Wednesday, 5th March 2014
Rating: 7/10

You know you’re balls deep in a scene’s ascension when you have a label like Nuclear Blast signing acts like The Vintage Caravan. Well-played if often highly derivative 70s’ish infused hardrock with a higher degree of intensity than similarly themed Australian act Wolfmother. Your mileage with Voyage is likely to vary highly with how much appreciation you carry for music of the era and bands that have subsequently come to emulate it.

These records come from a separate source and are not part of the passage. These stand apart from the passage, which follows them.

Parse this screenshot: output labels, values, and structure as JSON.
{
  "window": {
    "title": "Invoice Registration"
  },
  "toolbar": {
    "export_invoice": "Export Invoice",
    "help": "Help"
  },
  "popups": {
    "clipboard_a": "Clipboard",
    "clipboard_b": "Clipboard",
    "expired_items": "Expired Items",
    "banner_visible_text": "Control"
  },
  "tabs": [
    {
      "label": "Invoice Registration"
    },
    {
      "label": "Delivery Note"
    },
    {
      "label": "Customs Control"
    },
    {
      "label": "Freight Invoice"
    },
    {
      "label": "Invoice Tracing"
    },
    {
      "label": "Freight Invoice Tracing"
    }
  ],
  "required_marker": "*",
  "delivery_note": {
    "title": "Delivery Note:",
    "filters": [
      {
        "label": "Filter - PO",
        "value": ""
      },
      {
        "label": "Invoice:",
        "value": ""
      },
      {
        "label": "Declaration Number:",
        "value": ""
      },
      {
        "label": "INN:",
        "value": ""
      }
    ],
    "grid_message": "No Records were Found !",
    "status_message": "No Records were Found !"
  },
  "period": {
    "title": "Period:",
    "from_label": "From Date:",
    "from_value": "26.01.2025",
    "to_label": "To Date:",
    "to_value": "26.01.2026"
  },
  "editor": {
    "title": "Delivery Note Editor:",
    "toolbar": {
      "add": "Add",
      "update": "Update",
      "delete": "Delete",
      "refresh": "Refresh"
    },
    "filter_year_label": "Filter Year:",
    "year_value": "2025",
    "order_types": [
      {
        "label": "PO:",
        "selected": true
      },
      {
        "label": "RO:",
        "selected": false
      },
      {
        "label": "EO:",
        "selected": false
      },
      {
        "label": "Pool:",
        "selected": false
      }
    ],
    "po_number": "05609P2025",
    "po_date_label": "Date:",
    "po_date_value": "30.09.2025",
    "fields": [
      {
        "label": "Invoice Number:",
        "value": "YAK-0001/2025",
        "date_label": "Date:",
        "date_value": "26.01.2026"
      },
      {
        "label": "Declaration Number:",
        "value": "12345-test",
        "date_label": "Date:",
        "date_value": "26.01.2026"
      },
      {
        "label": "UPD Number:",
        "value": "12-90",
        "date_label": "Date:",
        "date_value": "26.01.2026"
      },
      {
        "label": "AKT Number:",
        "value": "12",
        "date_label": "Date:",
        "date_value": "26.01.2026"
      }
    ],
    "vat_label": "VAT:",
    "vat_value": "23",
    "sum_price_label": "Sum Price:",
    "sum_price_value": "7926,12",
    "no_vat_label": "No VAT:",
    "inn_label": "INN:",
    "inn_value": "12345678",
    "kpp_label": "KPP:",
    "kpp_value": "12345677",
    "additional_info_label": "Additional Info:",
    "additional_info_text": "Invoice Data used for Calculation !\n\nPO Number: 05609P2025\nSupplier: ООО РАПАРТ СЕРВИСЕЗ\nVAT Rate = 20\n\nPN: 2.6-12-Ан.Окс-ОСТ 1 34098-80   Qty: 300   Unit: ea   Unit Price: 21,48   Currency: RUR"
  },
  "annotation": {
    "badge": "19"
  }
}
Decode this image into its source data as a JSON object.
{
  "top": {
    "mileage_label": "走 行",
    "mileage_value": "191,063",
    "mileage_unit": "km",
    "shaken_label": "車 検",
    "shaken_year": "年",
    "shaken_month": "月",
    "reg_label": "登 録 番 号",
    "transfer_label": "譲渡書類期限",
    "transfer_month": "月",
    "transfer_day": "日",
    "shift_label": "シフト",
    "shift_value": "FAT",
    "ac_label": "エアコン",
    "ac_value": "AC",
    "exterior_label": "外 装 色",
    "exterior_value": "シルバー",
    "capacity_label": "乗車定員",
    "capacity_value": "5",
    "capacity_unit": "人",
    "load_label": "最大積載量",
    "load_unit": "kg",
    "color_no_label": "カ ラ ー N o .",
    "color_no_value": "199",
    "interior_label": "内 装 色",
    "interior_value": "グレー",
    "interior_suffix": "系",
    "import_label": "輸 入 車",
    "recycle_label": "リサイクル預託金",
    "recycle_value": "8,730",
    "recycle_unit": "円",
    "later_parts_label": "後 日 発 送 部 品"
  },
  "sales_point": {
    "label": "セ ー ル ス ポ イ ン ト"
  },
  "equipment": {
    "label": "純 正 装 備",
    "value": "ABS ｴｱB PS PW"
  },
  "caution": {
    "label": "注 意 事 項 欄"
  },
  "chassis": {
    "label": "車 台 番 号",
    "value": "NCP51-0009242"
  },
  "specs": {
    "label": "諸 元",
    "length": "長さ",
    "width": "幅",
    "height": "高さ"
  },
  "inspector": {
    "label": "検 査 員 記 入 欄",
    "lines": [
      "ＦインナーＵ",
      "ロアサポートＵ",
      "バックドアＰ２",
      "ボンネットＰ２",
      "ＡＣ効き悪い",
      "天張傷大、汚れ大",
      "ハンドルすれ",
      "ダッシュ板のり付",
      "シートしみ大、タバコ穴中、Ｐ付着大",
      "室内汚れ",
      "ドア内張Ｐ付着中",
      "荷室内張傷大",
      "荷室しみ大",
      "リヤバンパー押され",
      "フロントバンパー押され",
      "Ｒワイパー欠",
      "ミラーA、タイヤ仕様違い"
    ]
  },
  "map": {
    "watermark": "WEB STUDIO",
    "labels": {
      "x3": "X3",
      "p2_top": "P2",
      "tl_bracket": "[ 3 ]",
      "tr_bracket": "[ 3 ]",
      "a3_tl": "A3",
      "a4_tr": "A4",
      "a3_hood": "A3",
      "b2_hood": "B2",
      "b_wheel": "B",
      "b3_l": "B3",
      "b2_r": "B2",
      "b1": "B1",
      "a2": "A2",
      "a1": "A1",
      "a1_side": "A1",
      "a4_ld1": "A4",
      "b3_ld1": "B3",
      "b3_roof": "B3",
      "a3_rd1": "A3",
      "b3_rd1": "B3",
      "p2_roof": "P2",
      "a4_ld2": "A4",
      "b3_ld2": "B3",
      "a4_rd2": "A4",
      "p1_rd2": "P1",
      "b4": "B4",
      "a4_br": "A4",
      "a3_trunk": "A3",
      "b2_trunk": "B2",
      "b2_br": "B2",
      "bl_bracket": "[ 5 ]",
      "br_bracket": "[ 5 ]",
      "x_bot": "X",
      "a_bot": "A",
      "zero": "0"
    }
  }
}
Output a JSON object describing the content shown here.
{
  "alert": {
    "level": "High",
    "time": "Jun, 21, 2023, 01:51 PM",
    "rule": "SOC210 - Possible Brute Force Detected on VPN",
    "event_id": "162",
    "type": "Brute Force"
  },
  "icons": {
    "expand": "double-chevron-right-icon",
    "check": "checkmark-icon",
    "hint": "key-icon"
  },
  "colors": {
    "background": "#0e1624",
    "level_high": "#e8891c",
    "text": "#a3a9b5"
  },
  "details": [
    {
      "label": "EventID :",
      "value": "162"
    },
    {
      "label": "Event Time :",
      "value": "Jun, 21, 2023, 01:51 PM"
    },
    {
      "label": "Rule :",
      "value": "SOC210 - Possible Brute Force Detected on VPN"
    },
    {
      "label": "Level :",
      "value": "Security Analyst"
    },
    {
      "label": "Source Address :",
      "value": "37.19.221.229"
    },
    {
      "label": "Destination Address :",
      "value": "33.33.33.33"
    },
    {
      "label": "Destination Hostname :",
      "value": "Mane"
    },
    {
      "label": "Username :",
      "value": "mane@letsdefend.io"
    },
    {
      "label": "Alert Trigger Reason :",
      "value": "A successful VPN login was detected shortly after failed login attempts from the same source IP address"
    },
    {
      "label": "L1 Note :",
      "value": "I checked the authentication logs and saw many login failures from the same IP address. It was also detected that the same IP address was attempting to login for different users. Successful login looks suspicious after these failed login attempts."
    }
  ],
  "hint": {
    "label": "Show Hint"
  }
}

From the word go in opener “Craving” with the upfront riffing and wolves-be-loosed approach, it’s a definite way to set the tone for the album to follow. In ways perhaps it’s the upbeat cousin to the recently covered Sahg album, though where that album focused largely on atmospherics and cosmic melodies, Voyage is about the straight-up rock, (if you can excuse the cliché). Throughout any of the album’s nine songs it is as though the band is channeling the ghost of a bygone era, though like most ghosts there’s not a lot of particular life to the music the band espouses. “Do You Remember” is the on hand ballad and functions well, if only because it’s not as balls-to-the-wall as everything else.

Likewise lengthier and multi-part beast “Expand Your Mind” is an enjoyable listen because of the many twists and turns it takes over its 7 minute run, exploring the less straight-forward and existing as something of a lengthy jam session. “Cocaine Sally”, conversely, isn’t that out of line with the likes of the aforementioned Wolfmother or, to go back further, something like Jet (…Australia by way of Iceland, maybe?), with its succinct and punchy layout.

Late album standouts “Winterland”  and “The King’s Voyage” are largely instrumental jams that explore a much wider aural palette than the ‘song’-based forays elsewhere through the album and are all the better for it. It’s here the band comes out and seems to be able to breathe, rather than playing to archetypes laid down by genre standards or forbearers. Voyage is a frustrating listen, and just not because of the often sterile (and overly loud) production, but because of the worlds it straddles within the genre and its attempts to move beyond it. Good things may come in time but for now Voyage is uneven at best.